Thinking about what my sister had to go through, it’s no wonder that she turned to drugs when she did — and that it was so hard to kick the habit whenever she tried. The comforting oblivion of being too intoxicated to think or feel is an extremely tempting one, especially when just piecing together a life for yourself is so hard and thankless. Still, she knew that she needed to stop for the sake of her children. The fact that she ultimately failed is a tragedy, but it is not one of personal deficiency. She needed a support network that believed in her and worked to validate her experience, one that would give her hope that she could still live a happy life. In the depths of depression surrounded by the craziness of the inner city, something like that can feel as impossible as flying to Mars.
Still, she stayed. She stayed because she was the only one who could care for my mother, an exceedingly difficult woman who pushes away anyone who gets close enough to help her.
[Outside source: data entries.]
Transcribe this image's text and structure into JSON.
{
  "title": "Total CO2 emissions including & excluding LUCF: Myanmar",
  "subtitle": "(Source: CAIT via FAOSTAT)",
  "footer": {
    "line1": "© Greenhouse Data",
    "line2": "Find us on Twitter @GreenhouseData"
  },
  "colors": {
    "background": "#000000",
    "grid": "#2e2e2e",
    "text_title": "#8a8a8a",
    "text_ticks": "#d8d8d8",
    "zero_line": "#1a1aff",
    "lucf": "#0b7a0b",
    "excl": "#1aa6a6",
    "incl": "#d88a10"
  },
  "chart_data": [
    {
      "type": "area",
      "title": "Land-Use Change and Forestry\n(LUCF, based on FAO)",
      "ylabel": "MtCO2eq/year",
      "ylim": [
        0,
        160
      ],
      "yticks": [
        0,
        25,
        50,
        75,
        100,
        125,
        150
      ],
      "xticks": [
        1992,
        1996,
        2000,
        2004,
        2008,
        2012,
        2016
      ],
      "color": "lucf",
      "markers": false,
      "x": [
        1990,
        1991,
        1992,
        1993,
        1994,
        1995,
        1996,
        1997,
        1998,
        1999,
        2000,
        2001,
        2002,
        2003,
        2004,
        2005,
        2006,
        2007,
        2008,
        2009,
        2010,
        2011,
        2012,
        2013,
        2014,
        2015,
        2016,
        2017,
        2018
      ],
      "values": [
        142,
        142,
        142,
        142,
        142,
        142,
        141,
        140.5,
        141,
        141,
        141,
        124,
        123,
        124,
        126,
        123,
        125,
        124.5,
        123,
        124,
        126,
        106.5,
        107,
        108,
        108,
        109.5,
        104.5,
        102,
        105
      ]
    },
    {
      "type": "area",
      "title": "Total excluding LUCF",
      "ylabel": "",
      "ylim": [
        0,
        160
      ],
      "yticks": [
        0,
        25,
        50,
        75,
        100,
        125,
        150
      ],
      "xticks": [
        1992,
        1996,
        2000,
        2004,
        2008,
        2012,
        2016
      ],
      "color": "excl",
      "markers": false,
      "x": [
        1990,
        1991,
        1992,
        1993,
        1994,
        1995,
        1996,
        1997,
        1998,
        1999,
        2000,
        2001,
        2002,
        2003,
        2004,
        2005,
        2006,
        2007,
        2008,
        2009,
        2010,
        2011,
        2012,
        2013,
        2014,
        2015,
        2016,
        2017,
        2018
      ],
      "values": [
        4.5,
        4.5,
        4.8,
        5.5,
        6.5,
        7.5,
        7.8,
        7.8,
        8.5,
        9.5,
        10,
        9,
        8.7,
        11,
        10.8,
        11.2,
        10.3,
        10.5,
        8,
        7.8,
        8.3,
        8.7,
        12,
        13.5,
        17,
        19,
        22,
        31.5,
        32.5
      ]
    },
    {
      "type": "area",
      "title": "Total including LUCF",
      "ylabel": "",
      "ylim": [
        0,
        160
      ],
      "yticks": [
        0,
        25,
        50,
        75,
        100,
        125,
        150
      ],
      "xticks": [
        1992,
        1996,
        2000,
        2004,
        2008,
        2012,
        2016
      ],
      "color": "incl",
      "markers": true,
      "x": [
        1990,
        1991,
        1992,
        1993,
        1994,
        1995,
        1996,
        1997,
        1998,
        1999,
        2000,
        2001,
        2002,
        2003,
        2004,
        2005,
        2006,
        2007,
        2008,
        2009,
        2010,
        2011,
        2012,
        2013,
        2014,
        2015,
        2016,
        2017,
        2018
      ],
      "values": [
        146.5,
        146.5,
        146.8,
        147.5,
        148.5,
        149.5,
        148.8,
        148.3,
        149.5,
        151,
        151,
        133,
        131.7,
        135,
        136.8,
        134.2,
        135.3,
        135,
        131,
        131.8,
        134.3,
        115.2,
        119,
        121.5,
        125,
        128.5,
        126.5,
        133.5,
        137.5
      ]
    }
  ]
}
She stayed because her children needed her, and she tried to get clean for them. She fought and fought and fought until she couldn’t any more; but she never gave up. She gave her family everything she had and then some; she hid how much it hurt when she was told again and again that it wasn’t enough.
At last, her pain is over. Her struggle has ended. I wish this wasn’t the way it happened, and I’ll regret not doing more to do right by her for the rest of my life. The only way I can prove how sorry I am is by being as strong as she was, as giving and hopeful and tenacious. She eventually fell to her demons, but she never stopped fighting them. I can’t either.
Because of my sister, I will run away from my fights much less often. Standing my ground and fighting my battles is the legacy she left with me with. For that, I sincerely thank her.